営業が会う前にすでにデジタル接点が存在し,コロナ前のように対面で直接会う機会が減った今,自社における顧客の定義,顧客との向き合い方,顧客と接点を持つ組織体制,コミュニケーション方法,デジタル接点データの活用範囲などを見直すタイミングにきていることは確かです。しかし,「ツールを入れれば解決する」という手段や方法論ばかりを追いかけている企業は,「Why」がなければ途中で息切れし失敗に終わります。着実に成果を出している企業は,コロナ前から
- 今の組織体制や売り方では成長することはできない
- グローバル化で生き残るには日本独自のやり方では不可能だ
- 無名な別業態から競合が出てきて,自社のシェアが侵食されつつある
など経営陣やマネジメント層の危機感が何かしら存在します。その危機感は,上層部だけでなく,現場まで広く伝わっているのが特徴です。Howを追いかける前に,なぜ取り組む必要があるのか,明確なWhy(理由)があります。
動機や原動力の前提となる理由があり,デジタル接点やデータを活用した新しい仕組みやマーケティングに取り組むことによって,結果的に
- 組織や体制・配置替えをすることになった
- 人材教育に投資するようになった
- 現場の意識も変わっていった
などのプロセスを経て,顧客を中心に徐々にビジネスモデル自体が変わっていくという順番が現実解です。

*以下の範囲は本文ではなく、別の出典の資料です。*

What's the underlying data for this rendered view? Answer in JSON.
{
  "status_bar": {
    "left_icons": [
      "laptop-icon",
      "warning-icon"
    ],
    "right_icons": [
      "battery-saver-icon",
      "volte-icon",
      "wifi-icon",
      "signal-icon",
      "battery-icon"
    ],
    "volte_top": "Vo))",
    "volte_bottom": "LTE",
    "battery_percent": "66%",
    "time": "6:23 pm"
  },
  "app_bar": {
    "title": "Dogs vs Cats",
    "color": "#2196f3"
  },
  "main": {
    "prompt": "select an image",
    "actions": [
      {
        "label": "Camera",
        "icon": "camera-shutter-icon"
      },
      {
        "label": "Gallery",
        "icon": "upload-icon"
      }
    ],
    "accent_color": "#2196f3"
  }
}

「自社の業態を180度変えよう!発想の転換だ」と,明確な将来ビジョンや社会的使命(パーパス)を社長自ら打ち出し,トップダウンで進められる企業はまだ幸せです。現場が納得できるかは別として,会社の中長期戦略や将来ビジョンについていき,自身の考え方や行動・習慣を変えるだけですから,比較的容易です。しかし,現場の課長クラスの中間層からボトムアップで進めるには,上司や部下の意識,他部門の意識を変えることに近いため,ひと筋縄ではいきません。過去の成功体験や固定概念をくつがえすためには,「目から鱗」とだれもが思うような成功体験や刺激が必要で,息の長い地道な取り組みを続けるしかないのです。
私はさまざまな現場のマーケティングプロジェクトに伴走するなかで,マーケティング組織の立ち上げや組織成長には,傾向として世代が5つに分かれることを見出しました(マーケティング組織5世代モデル)。これからどのように進めていけばいいのか,どうしたら成果を出し続ける強い組織にできるかをまとめたのが本書です。
横文字はできる限り日本語にしましたが,訳すと本来の意味が伝わらないものはそのままカタカナで使用します。マーケター職より,執行役員や事業部長クラス,営業職の方に広く読んでいただきたいと思います。